Contempt is a peculiar crime in that the judge often immediately sentences the offender and they receive either a fine or even a small amount of jail time. There are various avenues one can pursue in challenging the judge’s discretion in that matter. Nonetheless, it is often difficult to overturn a contempt finding. Judges are given such broad discretion in the interest of keeping order and maintaining a level of respect that everyone, including attorneys, must follow when coming before the court.

Deference before the court is important not only for the integrity of the justice system, but it is also an important advocacy tool. In my experience, I have seen litigants come before the court improperly dressed and addressing the judge as if they were casual friends. This will serve no purpose in furthering their case. Although it may feel good to verbally lash out at a judge who disagrees with your position, it will serve no purpose in furthering your case, which is the whole reason you are in court.

As an attorney, there have been many instances in which I felt like the judge is completely wrong and has already made up his or her mind as to my client’s case. There is a part of you that wishes to break composure start laying into the judge. One may look at it as, “What does it matter at this point if the judge has already made up his mind?” It matters a lot since if things are not going your way, you will be back in court to fight another day and the deference (or disrespect) you showed will be remembered.

Whether you are an attorney or litigant representing yourself (acting pro se), you must always comport yourself in a calm and professional manner to the judge.

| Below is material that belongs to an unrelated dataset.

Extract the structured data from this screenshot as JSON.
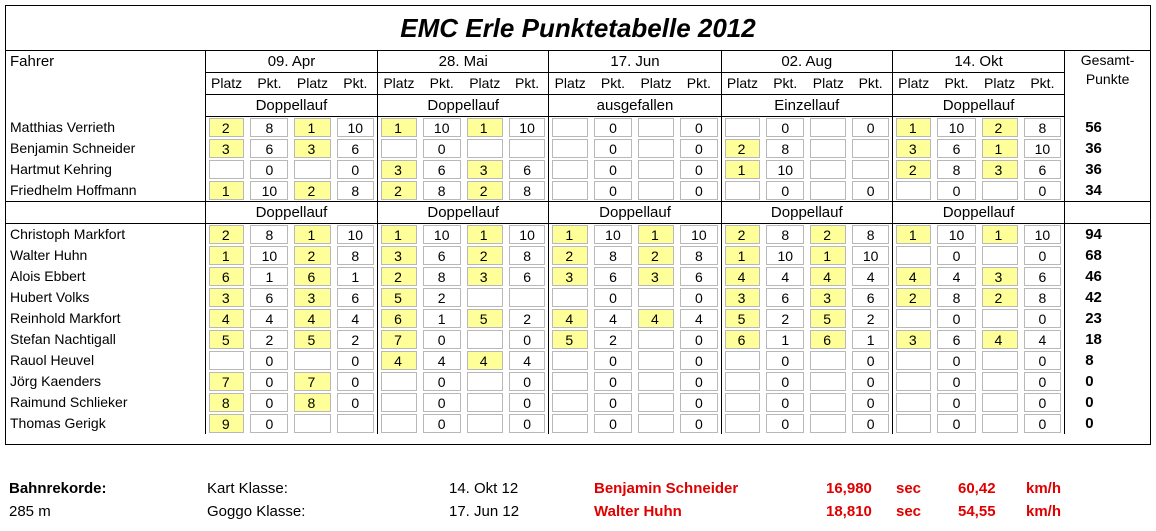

This means dressing appropriately and resist all urges to start making faces or showing signs of displeasure when things are not going your way. The way you present yourself will speak volumes about you and help you win your case. We must not forget that judges are people too, and they have built in biases that will cause them to lean in favor of the side that shows them the utmost respect, oppose to the side does not. In a close case, it could very well make the difference.